In response, Netanyahu argued, based on the legendary account in Genesis 23, that Hebron was Jewish. “The connection between the Jewish people and Hebron and the Tomb of the Patriarchs is one of purchase and of history which may be without parallel in the history of peoples.” Netanyahu also had a bit of a tantrum, and said that he wouldn’t pay $1 million from Israel’s United Nations membership dues, but would instead transfer the funds to the establishment of The Museum of the Heritage of the Jewish People in Kiryat Arba and Hebron.

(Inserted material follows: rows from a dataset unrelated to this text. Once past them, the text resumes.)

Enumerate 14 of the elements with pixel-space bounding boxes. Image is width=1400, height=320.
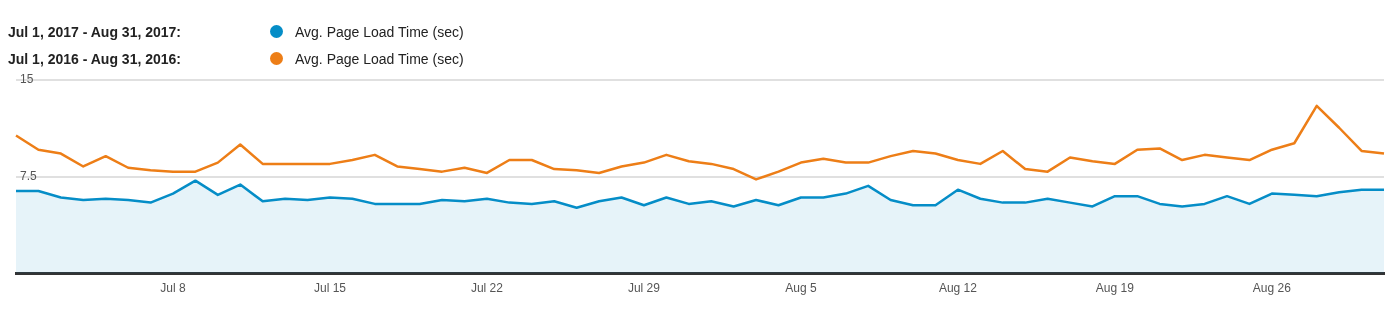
text: Jul 1, 2017 - Aug 31, 2017: — [8, 23, 182, 40]
legend-label: Avg. Page Load Time (sec) — [295, 50, 464, 67]
text: Jul 1, 2016 - Aug 31, 2016: — [8, 50, 182, 67]
x-tick-label: Aug 19 — [1095, 281, 1135, 296]
y-tick-label: 15 — [20, 72, 34, 87]
x-tick-label: Aug 5 — [785, 281, 817, 296]
x-tick-label: Aug 12 — [938, 281, 978, 296]
x-tick-label: Jul 15 — [313, 281, 347, 296]
y-tick-label: 7.5 — [20, 169, 38, 184]
x-tick-label: Jul 22 — [470, 281, 504, 296]
x-tick-label: Aug 26 — [1252, 281, 1292, 296]
x-tick-label: Jul 29 — [627, 281, 661, 296]
x-tick-label: Jul 8 — [160, 281, 186, 296]
legend-label: Avg. Page Load Time (sec) — [295, 23, 464, 40]
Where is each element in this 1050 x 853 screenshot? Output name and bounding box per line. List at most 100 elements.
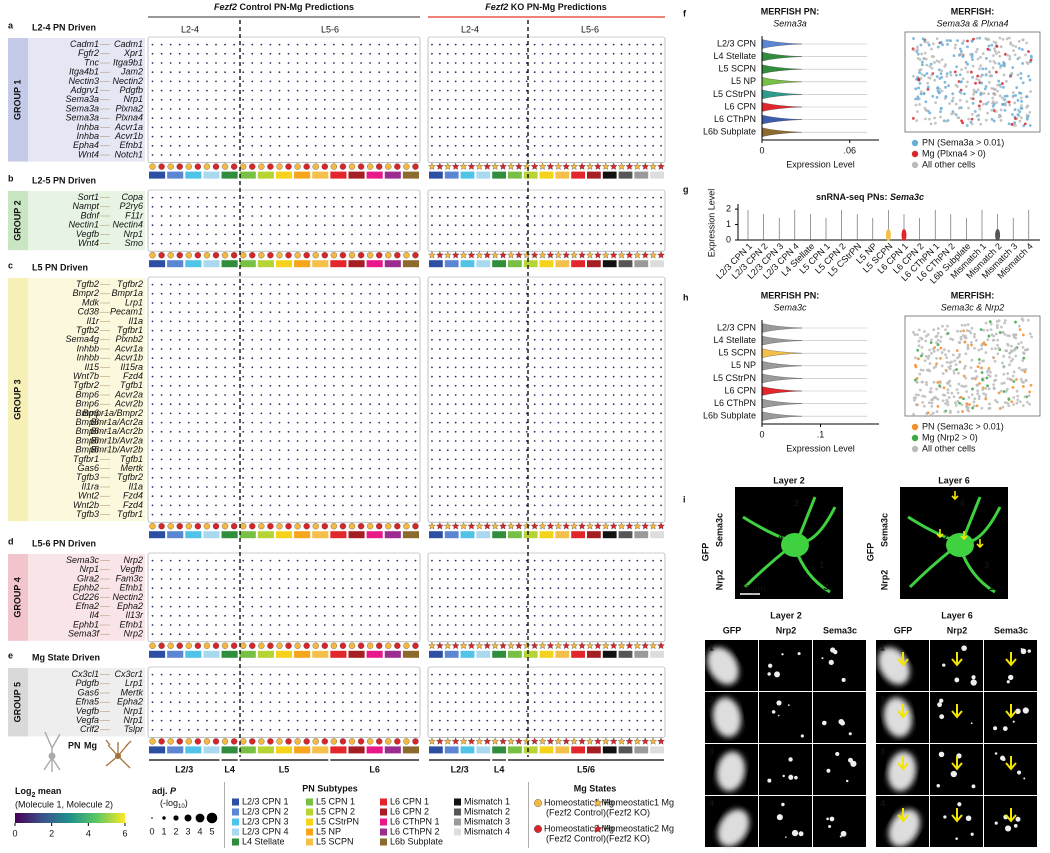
map-cell: [991, 66, 995, 70]
grid-dot: [549, 692, 552, 694]
grid-dot: [525, 62, 528, 64]
grid-dot: [169, 719, 172, 722]
grid-dot: [557, 559, 560, 562]
grid-dot: [470, 624, 473, 626]
mg-state-marker: [601, 522, 610, 530]
map-cell: [911, 74, 915, 78]
grid-dot: [589, 320, 591, 323]
mg-state-marker: [428, 162, 436, 170]
grid-dot: [525, 430, 528, 433]
mg-state-marker: [312, 252, 319, 259]
ligand: Bmp6: [75, 417, 99, 427]
grid-dot: [438, 614, 441, 617]
grid-dot: [446, 394, 449, 396]
grid-dot: [296, 421, 299, 424]
grid-dot: [323, 559, 326, 562]
grid-dot: [369, 495, 372, 498]
map-cell: [987, 80, 991, 84]
map-cell: [952, 54, 956, 58]
grid-dot: [446, 154, 449, 156]
grid-dot: [596, 559, 599, 562]
grid-dot: [414, 302, 417, 304]
grid-dot: [187, 375, 190, 378]
mg-state-marker: [538, 522, 547, 530]
map-cell: [929, 47, 933, 51]
grid-dot: [438, 449, 441, 452]
grid-dot: [454, 224, 457, 227]
grid-dot: [260, 338, 263, 341]
map-cell: [919, 43, 923, 47]
grid-dot: [233, 62, 236, 64]
grid-dot: [387, 728, 390, 731]
grid-dot: [260, 605, 263, 608]
grid-dot: [196, 449, 199, 452]
grid-dot: [525, 568, 528, 571]
grid-dot: [454, 135, 457, 138]
grid-dot: [636, 701, 639, 704]
grid-dot: [478, 292, 481, 295]
grid-dot: [215, 302, 217, 304]
grid-dot: [323, 311, 326, 314]
grid-dot: [360, 80, 362, 83]
grid-dot: [260, 486, 263, 488]
grid-dot: [612, 513, 615, 516]
grid-dot: [652, 578, 655, 580]
grid-dot: [431, 154, 433, 156]
receptor: Xpr1: [123, 48, 143, 58]
grid-dot: [242, 467, 245, 470]
mg-state-marker: [436, 162, 444, 170]
grid-dot: [260, 495, 263, 498]
grid-dot: [187, 283, 190, 286]
grid-dot: [502, 495, 504, 498]
grid-dot: [557, 98, 560, 101]
map-cell: [992, 119, 996, 123]
grid-dot: [470, 283, 473, 286]
mg-state-marker: [499, 737, 507, 745]
ligand: Tgfbr1: [73, 454, 99, 464]
grid-dot: [206, 154, 208, 156]
grid-dot: [160, 108, 163, 110]
grid-dot: [525, 486, 528, 488]
grid-dot: [206, 196, 208, 199]
grid-dot: [414, 292, 417, 295]
grid-dot: [510, 559, 512, 562]
grid-dot: [369, 224, 372, 227]
receptor: Bmr1b/Avr2b: [91, 445, 143, 455]
mg-state-marker: [385, 642, 392, 649]
grid-dot: [510, 43, 512, 46]
mg-legend-marker: [534, 799, 542, 807]
grid-dot: [196, 71, 199, 74]
grid-dot: [533, 302, 536, 304]
mg-state-marker: [578, 641, 586, 650]
grid-dot: [387, 233, 390, 236]
grid-dot: [405, 513, 408, 516]
grid-dot: [652, 673, 655, 676]
grid-dot: [636, 329, 639, 332]
grid-dot: [652, 224, 655, 227]
grid-dot: [242, 215, 245, 217]
map-cell: [999, 119, 1003, 122]
grid-dot: [360, 458, 362, 461]
mg-state-marker: [578, 737, 586, 745]
grid-dot: [360, 108, 362, 110]
grid-dot: [533, 486, 536, 488]
grid-dot: [438, 302, 441, 304]
grid-dot: [287, 440, 290, 442]
receptor: Nrp1: [123, 706, 143, 716]
grid-dot: [620, 242, 623, 245]
grid-dot: [342, 80, 344, 83]
grid-dot: [405, 486, 408, 488]
grid-dot: [470, 242, 473, 245]
grid-dot: [565, 710, 568, 713]
grid-dot: [215, 430, 217, 433]
grid-dot: [541, 329, 544, 332]
grid-dot: [224, 62, 226, 64]
grid-dot: [414, 673, 417, 676]
grid-dot: [287, 559, 290, 562]
grid-dot: [160, 476, 163, 479]
mg-state-marker: [649, 737, 657, 745]
grid-dot: [206, 578, 208, 580]
mg-state-marker: [554, 737, 563, 745]
grid-dot: [396, 467, 399, 470]
grid-dot: [342, 430, 344, 433]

But did Abraham really buy the tomb?

According to Genesis 23, Abraham bought the tomb from a Hittite man named Ephron. However, Abraham’s legal title to the land is highly questionable, in light of the rival account in the Torah, in Numbers 13. Here, the city of Hebron clearly belongs to three Giants (Anakim), named Ahiman, Sheshai, and Talmai. It doesn’t belong to Hittites at all. So on the basis of Numbers 13, we have to question whether the Hittite Ephron ever had a good legal title to give to Abraham. Hebron, according to this account, belonged to Giants.

Therefore, under the legal principle of Nemo dat quod non habet (a person cannot grant a better title than they have), Abraham never legally bought the land. He could only have bought it from its legal owners, the Giants. If we treat the Torah as history, we must respect the legal ownership of Hebron by ancient Giants.

… unless, of course, both Genesis 23 and Numbers 13 are just legends, and neither should be cited as “history” by a modern Prime Minister.

But then, might the Israeli government have to admit that the notion of modern Israel’s right to “Greater Israel” (Kol Yisrael) might itself be based on legends?